Still, Huawei was able to quietly acquire millions of GPU silicon dies — the building blocks of AI processors — through legal grey zones, said Paul Triolo, SVP for China at DGA-Albright Stonebridge Group.
While TSMC and other major players are unlikely to see significant revenue loss from the ban, the symbolism is powerful, said Brady Wang, Associate Director at Counterpoint Research.
“This isn’t just about Huawei or SMIC,” Wang said. “It’s about Taiwan showing the world it stands shoulder-to-shoulder with the U.S. in protecting advanced technology.”
The real impact may fall on smaller Taiwanese chipmakers and component suppliers — particularly those who maintain indirect or legacy relationships with Chinese firms. These companies now face heightened scrutiny and complex compliance burdens that could hurt their bottom line.
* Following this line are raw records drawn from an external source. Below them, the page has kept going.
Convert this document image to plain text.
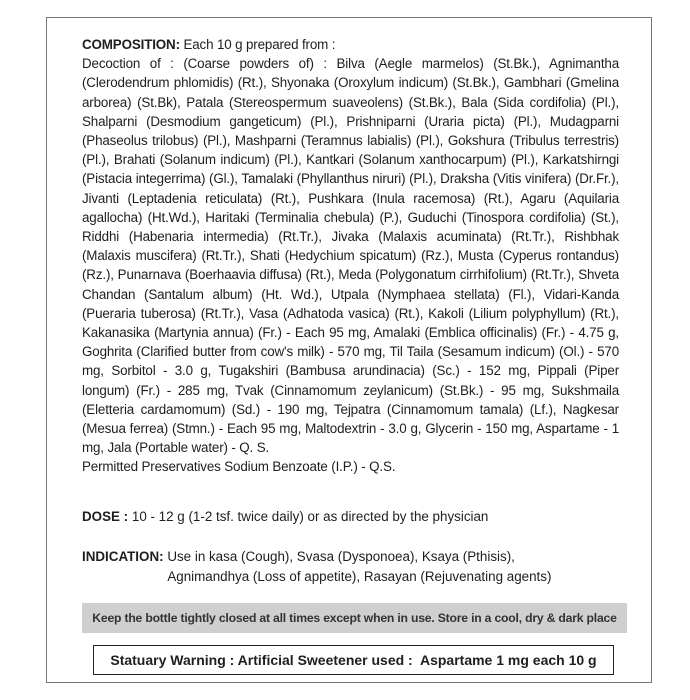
COMPOSITION: Each 10 g prepared from :

Decoction of : (Coarse powders of) : Bilva (Aegle marmelos) (St.Bk.), Agnimantha (Clerodendrum phlomidis) (Rt.), Shyonaka (Oroxylum indicum) (St.Bk.), Gambhari (Gmelina arborea) (St.Bk), Patala (Stereospermum suaveolens) (St.Bk.), Bala (Sida cordifolia) (Pl.), Shalparni (Desmodium gangeticum) (Pl.), Prishniparni (Uraria picta) (Pl.), Mudagparni (Phaseolus trilobus) (Pl.), Mashparni (Teramnus labialis) (Pl.), Gokshura (Tribulus terrestris) (Pl.), Brahati (Solanum indicum) (Pl.), Kantkari (Solanum xanthocarpum) (Pl.), Karkatshirngi (Pistacia integerrima) (Gl.), Tamalaki (Phyllanthus niruri) (Pl.), Draksha (Vitis vinifera) (Dr.Fr.), Jivanti (Leptadenia reticulata) (Rt.), Pushkara (Inula racemosa) (Rt.), Agaru (Aquilaria agallocha) (Ht.Wd.), Haritaki (Terminalia chebula) (P.), Guduchi (Tinospora cordifolia) (St.), Riddhi (Habenaria intermedia) (Rt.Tr.), Jivaka (Malaxis acuminata) (Rt.Tr.), Rishbhak (Malaxis muscifera) (Rt.Tr.), Shati (Hedychium spicatum) (Rz.), Musta (Cyperus rontandus) (Rz.), Punarnava (Boerhaavia diffusa) (Rt.), Meda (Polygonatum cirrhifolium) (Rt.Tr.), Shveta Chandan (Santalum album) (Ht. Wd.), Utpala (Nymphaea stellata) (Fl.), Vidari-Kanda (Pueraria tuberosa) (Rt.Tr.), Vasa (Adhatoda vasica) (Rt.), Kakoli (Lilium polyphyllum) (Rt.), Kakanasika (Martynia annua) (Fr.) - Each 95 mg, Amalaki (Emblica officinalis) (Fr.) - 4.75 g, Goghrita (Clarified butter from cow's milk) - 570 mg, Til Taila (Sesamum indicum) (Ol.) - 570 mg, Sorbitol - 3.0 g, Tugakshiri (Bambusa arundinacia) (Sc.) - 152 mg, Pippali (Piper longum) (Fr.) - 285 mg, Tvak (Cinnamomum zeylanicum) (St.Bk.) - 95 mg, Sukshmaila (Eletteria cardamomum) (Sd.) - 190 mg, Tejpatra (Cinnamomum tamala) (Lf.), Nagkesar (Mesua ferrea) (Stmn.) - Each 95 mg, Maltodextrin - 3.0 g, Glycerin - 150 mg, Aspartame - 1 mg, Jala (Portable water) - Q. S.

Permitted Preservatives Sodium Benzoate (I.P.) - Q.S.

DOSE : 10 - 12 g (1-2 tsf. twice daily) or as directed by the physician
INDICATION: Use in kasa (Cough), Svasa (Dysponoea), Ksaya (Pthisis),
Agnimandhya (Loss of appetite), Rasayan (Rejuvenating agents)
Keep the bottle tightly closed at all times except when in use. Store in a cool, dry & dark place
Statuary Warning : Artificial Sweetener used :  Aspartame 1 mg each 10 g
Taiwan’s decision isn’t happening in a vacuum. It comes at a time of escalating military pressure from Beijing, which views Taiwan as a breakaway province that must be reunited with the mainland — by force if necessary.
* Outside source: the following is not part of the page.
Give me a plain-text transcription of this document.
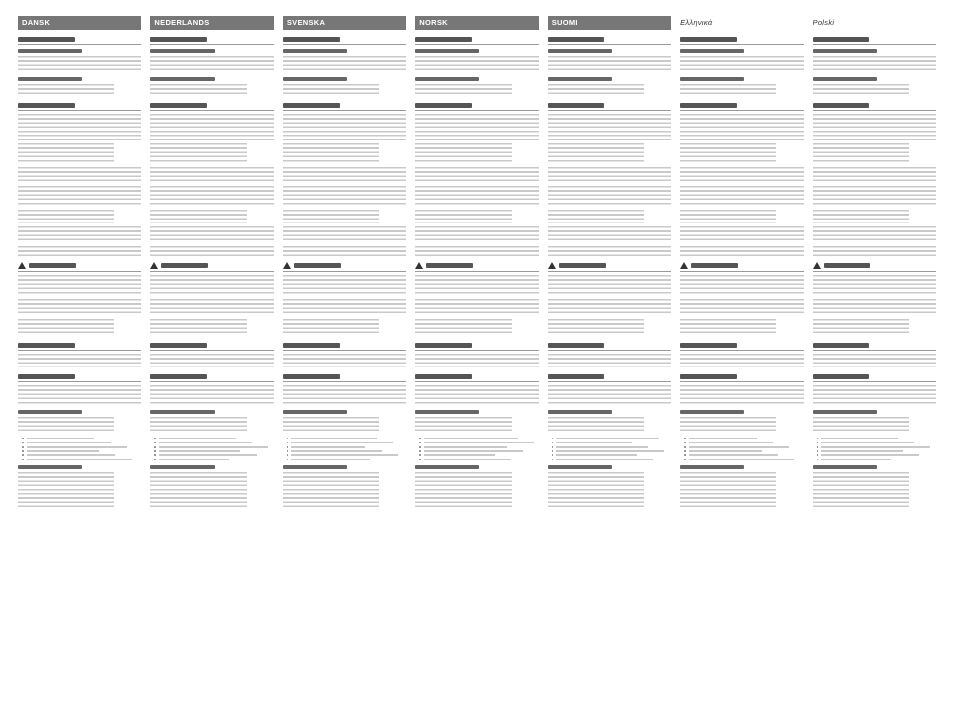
DANSK	NEDERLANDS	SVENSKA	NORSK	SUOMI	Ελληνικά	Polski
In April 2025, China launched its largest-ever military exercises near Taiwan, prompting strong words from Washington and reaffirmation of the U.S. commitment to the island’s security.
Last Sunday, China’s top political adviser Wang Huning reiterated Beijing’s stance, calling for “national reunification” and vowing to oppose any form of Taiwanese independence, as reported by Chinese state media.
By blacklisting Huawei and SMIC, Taiwan isn’t just making a trade decision — it’s taking a geopolitical stand.
The decision:
At a time when the semiconductor industry is at the heart of global strategic competition, Taiwan’s stance sends a loud and clear message: national security and international alliances now outweigh commercial risk.